I think the most important requirement is (a).  Gaining control of the
vote would give our electors immediate influence over the elections;
that's one thing.  In due course, it would also open the possibility
of voting on laws and other norms, which would entail efforts at
reaching consensus or mutual understanding on the shape of society.
With that, we would arrive at the possibility of political freedom.
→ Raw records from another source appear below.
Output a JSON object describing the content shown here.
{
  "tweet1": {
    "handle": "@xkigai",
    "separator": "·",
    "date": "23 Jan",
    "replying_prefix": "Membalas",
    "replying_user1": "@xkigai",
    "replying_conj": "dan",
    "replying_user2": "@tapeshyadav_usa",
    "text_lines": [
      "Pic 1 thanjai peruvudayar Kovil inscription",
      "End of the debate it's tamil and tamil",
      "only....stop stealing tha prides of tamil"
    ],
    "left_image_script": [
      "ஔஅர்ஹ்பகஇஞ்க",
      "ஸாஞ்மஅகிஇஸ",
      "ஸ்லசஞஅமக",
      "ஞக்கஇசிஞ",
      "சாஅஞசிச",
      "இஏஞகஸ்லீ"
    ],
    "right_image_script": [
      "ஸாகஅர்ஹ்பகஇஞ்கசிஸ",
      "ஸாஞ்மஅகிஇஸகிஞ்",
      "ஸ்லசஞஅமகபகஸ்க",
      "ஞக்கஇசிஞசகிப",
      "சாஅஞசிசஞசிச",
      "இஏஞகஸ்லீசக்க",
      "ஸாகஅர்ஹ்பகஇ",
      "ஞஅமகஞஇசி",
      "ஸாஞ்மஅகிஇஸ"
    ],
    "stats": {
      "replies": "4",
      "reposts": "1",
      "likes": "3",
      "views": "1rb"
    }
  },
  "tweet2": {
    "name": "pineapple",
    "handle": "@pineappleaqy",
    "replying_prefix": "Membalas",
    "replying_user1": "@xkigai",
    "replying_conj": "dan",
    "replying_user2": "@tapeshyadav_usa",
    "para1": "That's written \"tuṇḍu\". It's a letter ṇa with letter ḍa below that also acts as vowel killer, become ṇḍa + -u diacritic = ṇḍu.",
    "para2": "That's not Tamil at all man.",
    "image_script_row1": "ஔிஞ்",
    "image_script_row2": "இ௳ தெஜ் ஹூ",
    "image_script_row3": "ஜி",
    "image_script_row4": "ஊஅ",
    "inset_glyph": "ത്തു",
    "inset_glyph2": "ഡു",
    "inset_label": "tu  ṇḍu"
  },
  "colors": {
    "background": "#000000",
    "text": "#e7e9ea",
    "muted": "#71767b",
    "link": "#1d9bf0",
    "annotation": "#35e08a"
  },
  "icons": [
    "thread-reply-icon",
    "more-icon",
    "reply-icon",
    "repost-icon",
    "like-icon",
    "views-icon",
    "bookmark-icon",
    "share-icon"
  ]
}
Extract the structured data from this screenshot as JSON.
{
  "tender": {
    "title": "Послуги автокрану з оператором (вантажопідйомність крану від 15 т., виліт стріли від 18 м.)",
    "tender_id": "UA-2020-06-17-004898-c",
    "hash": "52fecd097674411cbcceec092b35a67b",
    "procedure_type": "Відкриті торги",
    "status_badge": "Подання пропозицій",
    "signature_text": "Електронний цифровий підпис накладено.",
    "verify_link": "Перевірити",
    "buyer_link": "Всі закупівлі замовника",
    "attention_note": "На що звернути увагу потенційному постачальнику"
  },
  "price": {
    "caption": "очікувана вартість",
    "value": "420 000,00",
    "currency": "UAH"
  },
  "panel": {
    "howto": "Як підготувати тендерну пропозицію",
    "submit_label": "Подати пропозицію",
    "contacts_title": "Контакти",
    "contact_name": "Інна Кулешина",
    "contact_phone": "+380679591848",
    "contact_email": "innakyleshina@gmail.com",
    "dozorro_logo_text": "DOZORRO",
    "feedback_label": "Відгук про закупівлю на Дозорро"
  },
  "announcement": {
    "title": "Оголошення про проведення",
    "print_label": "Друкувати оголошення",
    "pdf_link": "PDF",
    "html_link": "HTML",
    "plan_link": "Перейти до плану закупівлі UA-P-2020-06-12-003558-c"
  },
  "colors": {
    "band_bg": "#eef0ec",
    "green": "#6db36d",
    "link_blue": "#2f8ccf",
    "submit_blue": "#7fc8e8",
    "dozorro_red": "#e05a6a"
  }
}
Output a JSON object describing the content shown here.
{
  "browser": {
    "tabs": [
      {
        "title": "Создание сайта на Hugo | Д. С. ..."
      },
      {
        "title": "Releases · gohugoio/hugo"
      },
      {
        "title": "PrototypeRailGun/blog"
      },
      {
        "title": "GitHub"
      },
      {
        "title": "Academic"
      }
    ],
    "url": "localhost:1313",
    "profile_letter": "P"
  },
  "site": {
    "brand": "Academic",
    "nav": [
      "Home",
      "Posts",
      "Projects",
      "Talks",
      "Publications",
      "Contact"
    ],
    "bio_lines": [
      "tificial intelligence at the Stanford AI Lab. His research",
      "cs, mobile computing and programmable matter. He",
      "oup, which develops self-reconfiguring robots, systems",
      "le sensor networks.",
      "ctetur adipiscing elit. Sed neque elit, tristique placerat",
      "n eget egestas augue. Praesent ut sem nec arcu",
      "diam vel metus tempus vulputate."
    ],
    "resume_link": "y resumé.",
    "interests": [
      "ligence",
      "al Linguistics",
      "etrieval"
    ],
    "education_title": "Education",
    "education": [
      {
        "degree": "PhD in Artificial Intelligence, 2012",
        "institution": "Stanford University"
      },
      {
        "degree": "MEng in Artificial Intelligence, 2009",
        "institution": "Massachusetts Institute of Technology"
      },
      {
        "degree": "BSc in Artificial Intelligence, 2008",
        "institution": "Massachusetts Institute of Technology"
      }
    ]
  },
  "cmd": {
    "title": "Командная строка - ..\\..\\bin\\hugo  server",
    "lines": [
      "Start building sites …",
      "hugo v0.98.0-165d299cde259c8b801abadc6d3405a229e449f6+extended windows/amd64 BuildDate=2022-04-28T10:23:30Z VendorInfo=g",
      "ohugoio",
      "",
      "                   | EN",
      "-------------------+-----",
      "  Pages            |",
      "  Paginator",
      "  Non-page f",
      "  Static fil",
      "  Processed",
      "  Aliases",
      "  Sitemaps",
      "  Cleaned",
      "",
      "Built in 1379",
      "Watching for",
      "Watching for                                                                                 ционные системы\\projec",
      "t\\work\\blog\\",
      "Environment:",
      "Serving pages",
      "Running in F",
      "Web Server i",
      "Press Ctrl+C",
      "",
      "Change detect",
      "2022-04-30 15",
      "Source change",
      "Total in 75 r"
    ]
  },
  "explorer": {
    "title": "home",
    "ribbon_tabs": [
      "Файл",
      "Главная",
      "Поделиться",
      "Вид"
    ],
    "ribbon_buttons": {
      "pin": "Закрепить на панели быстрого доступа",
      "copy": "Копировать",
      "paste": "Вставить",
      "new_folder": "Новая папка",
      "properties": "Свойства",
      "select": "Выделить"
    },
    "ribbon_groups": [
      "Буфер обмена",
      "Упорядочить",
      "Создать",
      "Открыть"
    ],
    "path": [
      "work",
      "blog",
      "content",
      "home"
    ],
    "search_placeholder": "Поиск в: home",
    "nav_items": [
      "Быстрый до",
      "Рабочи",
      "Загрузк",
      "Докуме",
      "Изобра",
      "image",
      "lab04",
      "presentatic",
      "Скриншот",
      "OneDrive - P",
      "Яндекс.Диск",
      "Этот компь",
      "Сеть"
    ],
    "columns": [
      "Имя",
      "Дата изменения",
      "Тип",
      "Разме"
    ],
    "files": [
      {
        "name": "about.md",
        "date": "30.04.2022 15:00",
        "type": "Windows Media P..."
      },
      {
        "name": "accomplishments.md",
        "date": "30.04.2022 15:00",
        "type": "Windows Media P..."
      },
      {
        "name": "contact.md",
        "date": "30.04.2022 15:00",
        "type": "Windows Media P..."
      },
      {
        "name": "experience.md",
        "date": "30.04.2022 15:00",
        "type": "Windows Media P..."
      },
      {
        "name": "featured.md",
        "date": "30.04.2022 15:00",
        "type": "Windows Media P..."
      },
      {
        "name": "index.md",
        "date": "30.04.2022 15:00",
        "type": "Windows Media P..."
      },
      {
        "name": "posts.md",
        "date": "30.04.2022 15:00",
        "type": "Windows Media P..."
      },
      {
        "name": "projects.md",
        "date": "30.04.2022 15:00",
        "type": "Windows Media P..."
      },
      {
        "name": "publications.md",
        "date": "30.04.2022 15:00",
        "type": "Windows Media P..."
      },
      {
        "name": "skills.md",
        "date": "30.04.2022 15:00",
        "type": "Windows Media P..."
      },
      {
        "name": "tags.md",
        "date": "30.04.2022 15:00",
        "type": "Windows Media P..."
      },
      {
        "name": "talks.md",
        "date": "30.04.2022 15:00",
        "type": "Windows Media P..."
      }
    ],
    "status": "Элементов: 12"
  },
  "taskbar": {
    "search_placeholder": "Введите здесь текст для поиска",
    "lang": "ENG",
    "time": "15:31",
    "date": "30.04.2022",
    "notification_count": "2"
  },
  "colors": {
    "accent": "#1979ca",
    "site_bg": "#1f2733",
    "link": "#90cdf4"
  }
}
> Question 8. What is your opinion on other aspects of election reform
> such as reforming money's role in politics or redistricting
> (particularly in the US but very interested as well concerning
> election reforms internationally)?

In my opinion, if we each possess a vote (a) with an effect (b), then
there is little opportunity for money and/or gerrymandering to fill
that role.  Those forces come into play only because the voter (as
such) is absent from the decision process, which again is one that
unfolds well before the ballots are printed.